Personalfluktuation gilt in vielen Unternehmen als lästiges Übel: Hochfluktuation ist kein Trend, sondern ein Warnsignal. Doch wer ist hierbei das Problem? Unternehmen oder Mitarbeitende?
Wir sprechen nicht von natürlicher oder interner Fluktuation wie befristeten Verträgen, Ruhestand oder Elternzeiten, die mit der Weiterentwicklung innerhalb des Unternehmens einhergehen. Vielmehr steht die externe Personalfluktuation im Fokus, die HR-Abteilungen – und auch uns – zum Nachdenken anregt.

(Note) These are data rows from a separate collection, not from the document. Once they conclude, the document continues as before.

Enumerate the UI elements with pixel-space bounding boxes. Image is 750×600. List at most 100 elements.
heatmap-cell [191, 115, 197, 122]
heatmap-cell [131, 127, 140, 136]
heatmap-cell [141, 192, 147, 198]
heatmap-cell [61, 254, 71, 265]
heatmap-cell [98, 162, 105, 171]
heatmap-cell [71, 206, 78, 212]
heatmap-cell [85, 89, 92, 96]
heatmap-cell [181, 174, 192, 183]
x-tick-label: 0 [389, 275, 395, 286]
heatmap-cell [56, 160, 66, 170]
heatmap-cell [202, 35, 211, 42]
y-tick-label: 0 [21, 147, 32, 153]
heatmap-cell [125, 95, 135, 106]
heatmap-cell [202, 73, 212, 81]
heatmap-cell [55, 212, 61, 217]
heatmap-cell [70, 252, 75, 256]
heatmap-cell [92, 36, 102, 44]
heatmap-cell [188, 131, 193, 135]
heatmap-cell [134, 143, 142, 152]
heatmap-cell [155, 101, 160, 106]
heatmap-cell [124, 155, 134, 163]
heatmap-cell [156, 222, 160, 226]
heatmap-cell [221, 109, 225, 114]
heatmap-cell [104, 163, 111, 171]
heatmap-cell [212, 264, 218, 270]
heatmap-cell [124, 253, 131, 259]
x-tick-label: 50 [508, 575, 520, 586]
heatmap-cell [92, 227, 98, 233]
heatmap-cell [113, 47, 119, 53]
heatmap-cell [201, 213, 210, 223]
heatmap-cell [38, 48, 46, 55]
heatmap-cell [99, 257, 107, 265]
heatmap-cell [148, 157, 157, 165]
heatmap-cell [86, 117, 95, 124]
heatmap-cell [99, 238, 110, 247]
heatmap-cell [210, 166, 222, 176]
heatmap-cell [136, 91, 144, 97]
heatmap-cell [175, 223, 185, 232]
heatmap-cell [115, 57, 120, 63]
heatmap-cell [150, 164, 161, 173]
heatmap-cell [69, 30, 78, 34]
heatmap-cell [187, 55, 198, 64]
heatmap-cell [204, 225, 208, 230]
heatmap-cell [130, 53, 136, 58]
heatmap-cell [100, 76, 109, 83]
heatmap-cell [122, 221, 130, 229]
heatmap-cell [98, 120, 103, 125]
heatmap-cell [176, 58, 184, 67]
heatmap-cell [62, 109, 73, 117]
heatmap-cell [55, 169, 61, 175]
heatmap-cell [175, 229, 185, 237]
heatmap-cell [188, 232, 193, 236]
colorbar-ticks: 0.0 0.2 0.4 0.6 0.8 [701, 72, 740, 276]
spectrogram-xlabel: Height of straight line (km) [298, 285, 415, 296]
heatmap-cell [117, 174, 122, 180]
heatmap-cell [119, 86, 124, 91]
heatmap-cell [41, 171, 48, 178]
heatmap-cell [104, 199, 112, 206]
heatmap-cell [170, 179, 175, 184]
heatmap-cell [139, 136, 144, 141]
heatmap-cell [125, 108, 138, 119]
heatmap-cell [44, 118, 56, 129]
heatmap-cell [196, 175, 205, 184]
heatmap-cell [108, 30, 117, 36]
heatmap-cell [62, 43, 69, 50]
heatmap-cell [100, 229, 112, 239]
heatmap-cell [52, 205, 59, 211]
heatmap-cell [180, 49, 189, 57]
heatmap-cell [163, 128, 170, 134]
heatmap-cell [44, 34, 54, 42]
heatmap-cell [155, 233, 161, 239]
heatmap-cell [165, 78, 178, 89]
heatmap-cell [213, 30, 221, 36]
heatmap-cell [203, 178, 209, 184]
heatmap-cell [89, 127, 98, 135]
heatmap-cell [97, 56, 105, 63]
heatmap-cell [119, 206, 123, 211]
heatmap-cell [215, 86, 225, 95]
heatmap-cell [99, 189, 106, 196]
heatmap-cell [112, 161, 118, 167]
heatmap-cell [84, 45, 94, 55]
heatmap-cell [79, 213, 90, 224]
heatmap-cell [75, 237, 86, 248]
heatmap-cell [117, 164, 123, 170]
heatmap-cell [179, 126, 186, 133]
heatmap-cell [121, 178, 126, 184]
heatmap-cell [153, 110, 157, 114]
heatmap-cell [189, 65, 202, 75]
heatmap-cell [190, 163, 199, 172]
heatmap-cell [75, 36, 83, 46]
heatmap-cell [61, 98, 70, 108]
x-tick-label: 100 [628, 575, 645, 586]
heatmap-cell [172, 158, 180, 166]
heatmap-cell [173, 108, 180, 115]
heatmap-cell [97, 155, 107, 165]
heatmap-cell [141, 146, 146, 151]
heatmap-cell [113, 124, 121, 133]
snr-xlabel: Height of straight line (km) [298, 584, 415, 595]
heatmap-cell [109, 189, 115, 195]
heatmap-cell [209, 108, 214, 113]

Machen wir uns nichts vor: Unternehmen sind oft selbst der Auslöser für die „Fluktuationskrise“. Doch statt echter Reformen anzugehen, investieren sie lieber in Employer Branding, um den nächsten Schwung an Mitarbeitenden anzulocken. Ein bisschen schickes Marketing über LinkedIn – Problem gelöst, oder?

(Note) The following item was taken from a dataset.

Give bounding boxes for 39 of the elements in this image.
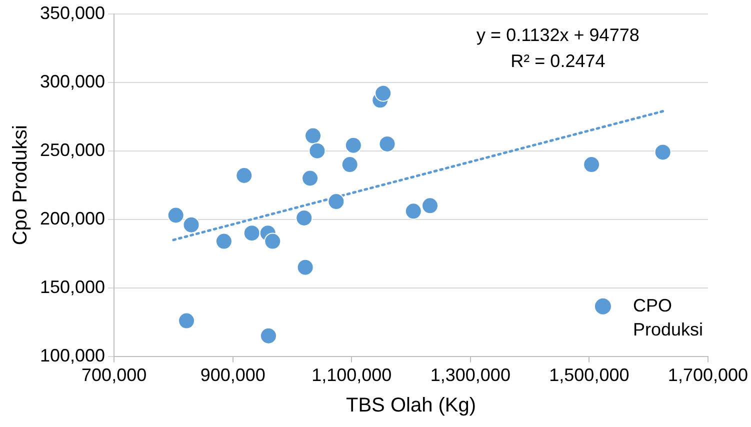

Wenn Ihre besten Talente reihenweise das Weite suchen, liegt das Problem nicht bei ihnen? – Es liegt bei Ihnen. Führungskräfte, die Fluktuation als unvermeidlich abtun, verkennen den Kern der Sache: Die meisten Kündigungen lassen sich auf Missmanagement, toxische Unternehmenskultur und mangelnde Entwicklungsperspektiven zurückführen.

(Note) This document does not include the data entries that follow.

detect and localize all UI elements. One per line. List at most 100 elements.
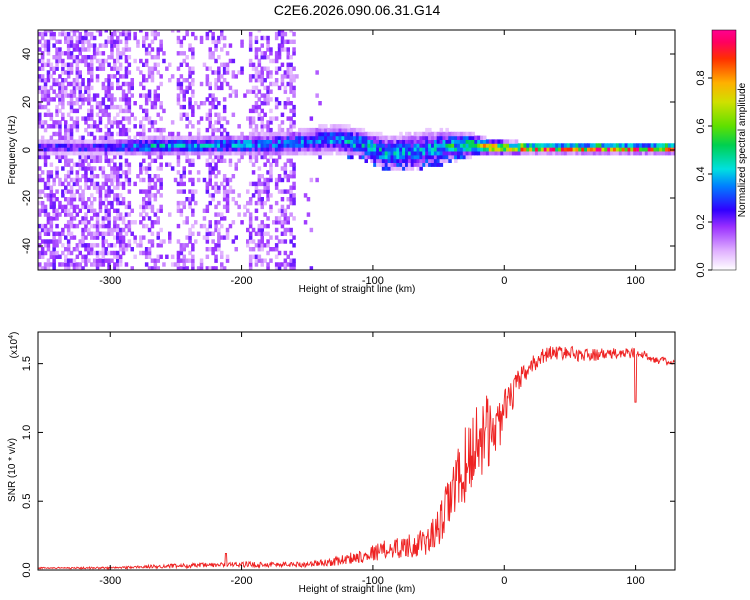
spectrogram-cell bbox=[40, 78, 45, 83]
spectrogram-cell bbox=[66, 212, 71, 217]
spectrogram-cell bbox=[69, 143, 74, 148]
spectrogram-cell bbox=[584, 147, 588, 152]
spectrogram-cell bbox=[64, 262, 68, 267]
spectrogram-cell bbox=[87, 154, 91, 160]
spectrogram-cell bbox=[176, 139, 181, 144]
spectrogram-cell bbox=[289, 81, 293, 87]
spectrogram-cell bbox=[55, 250, 59, 256]
spectrogram-cell bbox=[139, 93, 143, 98]
spectrogram-cell bbox=[240, 131, 244, 137]
spectrogram-cell bbox=[66, 39, 71, 44]
spectrogram-cell bbox=[75, 262, 80, 267]
spectrogram-cell bbox=[49, 116, 54, 121]
spectrogram-cell bbox=[179, 62, 184, 67]
spectrogram-cell bbox=[144, 93, 149, 98]
spectrogram-cell bbox=[274, 266, 279, 270]
spectrogram-cell bbox=[95, 227, 100, 233]
spectrogram-cell bbox=[405, 154, 409, 160]
spectrogram-cell bbox=[87, 81, 91, 87]
spectrogram-cell bbox=[118, 212, 123, 217]
spectrogram-cell bbox=[269, 258, 273, 263]
spectrogram-cell bbox=[260, 247, 264, 252]
spectrogram-cell bbox=[448, 139, 452, 144]
spectrogram-cell bbox=[214, 147, 218, 152]
spectrogram-cell bbox=[286, 174, 290, 179]
spectrogram-cell bbox=[84, 170, 88, 175]
spectrogram-cell bbox=[315, 70, 319, 75]
spectrogram-cell bbox=[90, 78, 94, 83]
spectrogram-cell bbox=[104, 112, 108, 117]
spectrogram-cell bbox=[107, 216, 111, 221]
spectrogram-cell bbox=[179, 104, 184, 110]
spectrogram-cell bbox=[61, 85, 65, 91]
spectrogram-cell bbox=[116, 170, 120, 175]
spectrogram-cell bbox=[277, 139, 282, 144]
spectrogram-cell bbox=[78, 35, 82, 41]
spectrogram-cell bbox=[428, 151, 432, 156]
spectrogram-cell bbox=[69, 70, 74, 75]
spectrogram-cell bbox=[121, 197, 126, 202]
spectrogram-cell bbox=[61, 104, 65, 110]
spectrogram-cell bbox=[46, 97, 51, 102]
spectrogram-cell bbox=[260, 101, 264, 106]
spectrogram-cell bbox=[43, 262, 48, 267]
spectrogram-cell bbox=[116, 151, 120, 156]
spectrogram-cell bbox=[208, 116, 212, 121]
spectrogram-cell bbox=[127, 101, 132, 106]
spectrogram-cell bbox=[104, 78, 108, 83]
spectrogram-cell bbox=[263, 35, 267, 41]
spectrogram-cell bbox=[514, 147, 519, 152]
spectrogram-cell bbox=[84, 235, 88, 240]
spectrogram-cell bbox=[604, 147, 608, 152]
spectrogram-cell bbox=[243, 151, 247, 156]
spectrogram-cell bbox=[248, 39, 253, 44]
spectrogram-cell bbox=[133, 181, 137, 187]
spectrogram-cell bbox=[43, 223, 48, 229]
spectrogram-cell bbox=[283, 239, 288, 244]
spectrogram-cell bbox=[55, 66, 59, 71]
spectrogram-cell bbox=[211, 55, 215, 60]
spectrogram-cell bbox=[248, 158, 253, 163]
spectrogram-cell bbox=[196, 135, 201, 140]
spectrogram-cell bbox=[49, 147, 54, 152]
spectrogram-cell bbox=[289, 89, 293, 94]
spectrogram-cell bbox=[248, 74, 253, 79]
spectrogram-cell bbox=[118, 51, 123, 56]
spectrogram-cell bbox=[517, 147, 522, 152]
spectrogram-cell bbox=[413, 143, 418, 148]
spectrogram-cell bbox=[159, 101, 163, 106]
spectrogram-cell bbox=[214, 85, 218, 91]
spectrogram-cell bbox=[459, 143, 464, 148]
spectrogram-cell bbox=[263, 101, 267, 106]
spectrogram-cell bbox=[280, 31, 285, 37]
spectrogram-cell bbox=[92, 147, 97, 152]
spectrogram-cell bbox=[113, 223, 117, 229]
spectrogram-cell bbox=[72, 120, 77, 125]
spectrogram-cell bbox=[121, 143, 126, 148]
spectrogram-cell bbox=[248, 43, 253, 48]
spectrogram-cell bbox=[431, 147, 435, 152]
spectrogram-cell bbox=[292, 47, 296, 52]
spectrogram-cell bbox=[214, 120, 218, 125]
spectrogram-cell bbox=[272, 247, 276, 252]
spectrogram-cell bbox=[234, 151, 238, 156]
spectrogram-cell bbox=[84, 262, 88, 267]
spectrogram-cell bbox=[621, 147, 626, 152]
spectrogram-cell bbox=[46, 51, 51, 56]
spectrogram-cell bbox=[144, 193, 149, 198]
spectrogram-cell bbox=[46, 177, 51, 183]
spectrogram-cell bbox=[156, 143, 160, 148]
spectrogram-cell bbox=[38, 154, 42, 160]
spectrogram-cell bbox=[69, 101, 74, 106]
spectrogram-cell bbox=[159, 147, 163, 152]
spectrogram-cell bbox=[289, 66, 293, 71]
spectrogram-cell bbox=[283, 139, 288, 144]
spectrogram-cell bbox=[509, 143, 513, 148]
spectrogram-cell bbox=[370, 135, 374, 140]
spectrogram-cell bbox=[274, 254, 279, 259]
spectrogram-cell bbox=[191, 223, 195, 229]
spectrogram-cell bbox=[572, 143, 577, 148]
spectrogram-cell bbox=[113, 177, 117, 183]
spectrogram-cell bbox=[81, 158, 85, 163]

Geld – der Faktor, den niemand ansprechen will, aber alle brauchen. Statt in erfahrene Fachkräfte zu investieren oder eigene Fachkräfte auszubilden, entscheiden sich Unternehmen häufig für die vermeintlich günstigere Variante – „Billigkräfte“. Diese kurzfristige Denkweise mag auf den ersten Blick kostensparend wirken, wird aber langfristig teuer. Die ständige Suche nach Ersatz frisst Ressourcen, und die Qualität der Arbeit leidet. Geld ist nicht nur ein zentraler Faktor für Mitarbeitende, sondern auch für Fluktuation – durch Kosten für Recruiting, Einarbeitung, Projekt- und Lieferverzögerungen sowie Qualitätseinbußen.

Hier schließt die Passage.